One more thought for the pile.
The "International" space station, i.e. the primarily US and partly Russian space station with other visitors and contributors is old and getting long in the tooth. It was intended to have been deorbited already. That didn't happen for political reasons. It really doesn't have a mission any longer, other than studying long duration space flight.
And in time, it will be brought back to earth. The ISS is far too large to allow it to reenter in one piece. Large chunks would impact the earth in a highly uncontrolled fashion with reasonably large risks to occupied cities in much of the industrialized world.
Accordingly, it has to be segmented and brought down in pieces. That is as hard to do, and as expensive as launching it was in the first place. The current configuration requires the equivalent of at least seven (or more) Soyuz capsules to provide the motive force to bring it all down. There isn't docking space for that many. That too argues strongly for segmentation.
As it is brought down, it has to now run the gauntlet of the SpaceX low orbital fleet. But, the pieces of the ISS are not spacecraft themselves and they will have extremely limited maneuvering capability. The SpaceX fleet will have to get out of the way!
That raises a very serious question. On earth, priority is given to the older things that came first. Pedestrians over horse and bicycles over cars and lorries over other things. Trains were made an exception to this. They are so massive that stopping on a whim is not an option.
Sail craft have dominance over vehicle traffic on bridges, and over powered boats, ... And again, the behemoths run by different rules.
So too in space there will have to be a precedence order on who must move and who must yield right of way. Likely that will mean that smaller maneuverable craft will be required to yield. Larger craft and of course - out of control craft get right of way. And as now happens with aircraft travel, even one plane being forced to divert has a cascading effect on others requiring intense air traffic control issues.
If that doesn't happen, or if SpaceX has not programmed in that reserve and ability, then collusions become much more likely.
If the US, the Russians, the Chinese, the Indians, or anyone else decides to put a space station in orbit, the same rules will likely apply, both for orbital ascent and for deorbital descent. In time, they will all want to have their own station in orbit, if for no other than political reasons. Then too, their will no doubt be a mad rush to the moon and beyond.

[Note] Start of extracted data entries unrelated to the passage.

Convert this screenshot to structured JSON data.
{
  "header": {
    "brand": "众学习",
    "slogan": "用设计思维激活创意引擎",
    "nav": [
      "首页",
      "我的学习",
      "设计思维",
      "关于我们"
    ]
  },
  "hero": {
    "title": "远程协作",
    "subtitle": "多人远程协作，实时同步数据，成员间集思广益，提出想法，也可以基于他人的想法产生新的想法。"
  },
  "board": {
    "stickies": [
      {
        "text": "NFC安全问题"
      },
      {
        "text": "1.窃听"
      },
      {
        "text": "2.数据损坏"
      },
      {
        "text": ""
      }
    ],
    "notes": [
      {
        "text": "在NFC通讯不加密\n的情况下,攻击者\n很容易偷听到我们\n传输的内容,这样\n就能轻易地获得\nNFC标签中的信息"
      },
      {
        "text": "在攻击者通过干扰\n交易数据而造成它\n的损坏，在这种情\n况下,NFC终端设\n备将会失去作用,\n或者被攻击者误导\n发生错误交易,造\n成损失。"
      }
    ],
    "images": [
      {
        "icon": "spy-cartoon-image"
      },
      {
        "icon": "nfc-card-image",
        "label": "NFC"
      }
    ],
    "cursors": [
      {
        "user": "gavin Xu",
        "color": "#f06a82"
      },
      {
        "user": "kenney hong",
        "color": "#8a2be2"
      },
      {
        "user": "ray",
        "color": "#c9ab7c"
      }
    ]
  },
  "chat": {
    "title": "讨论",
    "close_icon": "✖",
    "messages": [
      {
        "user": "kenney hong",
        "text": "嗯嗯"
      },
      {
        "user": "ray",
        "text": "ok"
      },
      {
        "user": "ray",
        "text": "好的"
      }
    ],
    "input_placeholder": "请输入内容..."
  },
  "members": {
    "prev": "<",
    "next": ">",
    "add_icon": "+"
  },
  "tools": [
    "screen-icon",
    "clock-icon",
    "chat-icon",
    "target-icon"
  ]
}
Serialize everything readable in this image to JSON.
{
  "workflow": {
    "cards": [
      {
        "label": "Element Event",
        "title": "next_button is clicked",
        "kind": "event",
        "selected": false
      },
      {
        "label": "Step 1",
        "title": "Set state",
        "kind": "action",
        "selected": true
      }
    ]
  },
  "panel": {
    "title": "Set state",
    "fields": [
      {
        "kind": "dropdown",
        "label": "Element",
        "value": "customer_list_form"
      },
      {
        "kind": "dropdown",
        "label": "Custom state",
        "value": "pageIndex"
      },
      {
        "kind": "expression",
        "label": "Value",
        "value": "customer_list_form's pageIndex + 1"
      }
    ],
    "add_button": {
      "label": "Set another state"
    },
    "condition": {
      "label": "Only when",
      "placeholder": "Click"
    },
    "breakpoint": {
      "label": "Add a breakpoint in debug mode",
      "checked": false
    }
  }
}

That then leads to yet further concerns and questions.
Consider what happens if a new war in the middle east breaks out and turns hot. The chances are good that that escalates into the destruction of the oil terminals in Saudi, Oman, UAE, Iraq and Iran as various sides employ asymmetrical warfare to offset imbalances in other areas. Instantly the world is in an extreme energy crisis. Equally quickly companies and governments fail. War escalates. Ships are sunk in the gulf rendering passage difficult if not impossible - prolonging the lack of oil.
From the climate end of things this is good. From the human end of things in the near term this is catastrophic. Over the long term it is somewhat better, though the elimination of the gulf oil from world stocks is not in itself enough to turn the tide on climate destruction.
And then there is the sky.
As companies and countries go bankrupt and turn their attentions to war of various types, the resources to maintain the satellite fleets falter. SpaceX being one of the newest is most economically vulnerable. And like Iridium before it, SpaceX could go bankrupt leaving the SpaceX fleet as an orbital debris field. But who has the controls? Who has the codes to order the craft to maneuver them, or to deorbit them? Do they even have enough fuel reserves to do a controlled re-entry? They are not after all full blown space craft. They are simple satellites with ion thrusters.
Etc...
The movie Gravity that Neven referenced now becomes prologue to the real event. Unlike in the movie, there won't be any hopscotching between space stations. It will just be one big battlefield of debris, with Astronauts, Cosmonauts and Tychonauts hoping they can navigate their return craft through them safely to earth.